Scanning electron micrographs of the ileal villi infected with REPEC O103 (A–C), AAF004 (D), and AAF005 (E). REPEC O103, AAF004 (EspA⁻), and AAF005 (EspB⁻) adhered to the villi, and the adherence pattern is similar between wild-type and mutant strains. However, embedded bacteria as indicated by an arrow (B) and cup-like structures (C) were observed only in rabbits infected with REPEC O103. Ileal sections were taken 72 h (for REPEC O103 and AAF005) and 96 h (for AAF004) after infection. Bar, 4 μm.

Figure 5

Scanning electron micrographs of the ileal villi infected with REPEC O103 (A–C), AAF004 (D), and AAF005 (E). REPEC O103, AAF004 (EspA⁻), and AAF005 (EspB⁻) adhered to the villi, and the adherence pattern is similar between wild-type and mutant strains. However, embedded bacteria as indicated by an arrow (B) and cup-like structures (C) were observed only in rabbits infected with REPEC O103. Ileal sections were taken 72 h (for REPEC O103 and AAF005) and 96 h (for AAF004) after infection. Bar, 4 μm.

Figure 6

Transmission micrographs of the ileal villi infected with REPEC O103 (A), AAF004 (B), and AAF005 (C).
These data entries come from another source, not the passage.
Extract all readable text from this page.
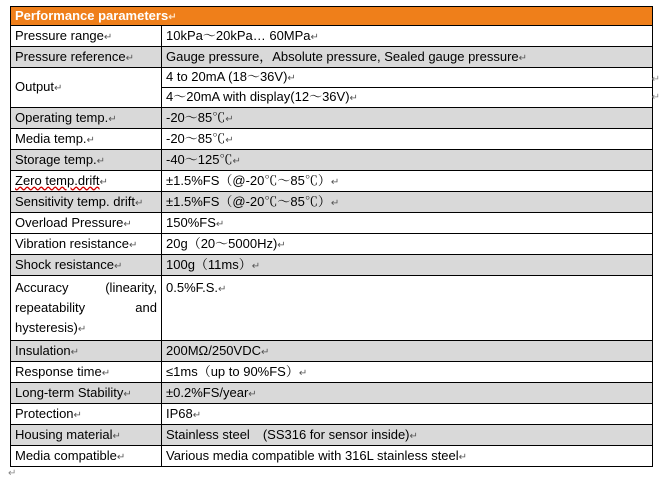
Performance parameters↵
Pressure range↵	10kPa～20kPa… 60MPa↵
Pressure reference↵	Gauge pressure，Absolute pressure, Sealed gauge pressure↵
Output↵	4 to 20mA (18～36V)↵
	4～20mA with display(12～36V)↵
Operating temp.↵	-20～85℃↵
Media temp.↵	-20～85℃↵
Storage temp.↵	-40～125℃↵
Zero temp.drift↵	±1.5%FS（@-20℃～85℃）↵
Sensitivity temp. drift↵	±1.5%FS（@-20℃～85℃）↵
Overload Pressure↵	150%FS↵
Vibration resistance↵	20g（20～5000Hz)↵
Shock resistance↵	100g（11ms）↵
Accuracy (linearity, repeatability and hysteresis)↵	0.5%F.S.↵
Insulation↵	200MΩ/250VDC↵
Response time↵	≤1ms（up to 90%FS）↵
Long-term Stability↵	±0.2%FS/year↵
Protection↵	IP68↵
Housing material↵	Stainless steel　(SS316 for sensor inside)↵
Media compatible↵	Various media compatible with 316L stainless steel↵
↵
↵
↵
The REPEC O103 are intimately associated with the ileal villi and form pedestal-like structures, which are indicated by arrows. Microbodies and elongated and swollen microvilli were also observed. In contrast, AAF004 (EspA⁻) and AAF005 (EspB⁻) do not cause A/E lesions, and intracellular damage was not seen. All ileal sections were taken 96 h after infection. Original magnification, ×6,300.

Figure 7

Confocal laser scanning micrographs of Peyer's patches infected with REPEC O103, AAF004, and AAF005. Peyer's patches were taken 72 h after infection and cryosections (20-μm-thick) were stained with phalloidin-TxR (red for overlay) and anti-O103 antibody (green for overlay). REPEC O103 adhered and colonized to the Peyer's patches, cytoskeletal actin beneath the attached bacteria was rearranged, and cup-like structures were also observed. In contrast, a small number of EspA and EspB mutant strains were observed in villi crypts, but no actin rearrangements occurred. Strains: REPEC O103, O103; AAF004 (EspA⁻), ΔespA; AAF005 (EspB⁻), ΔespB; PBS inoculation, Control.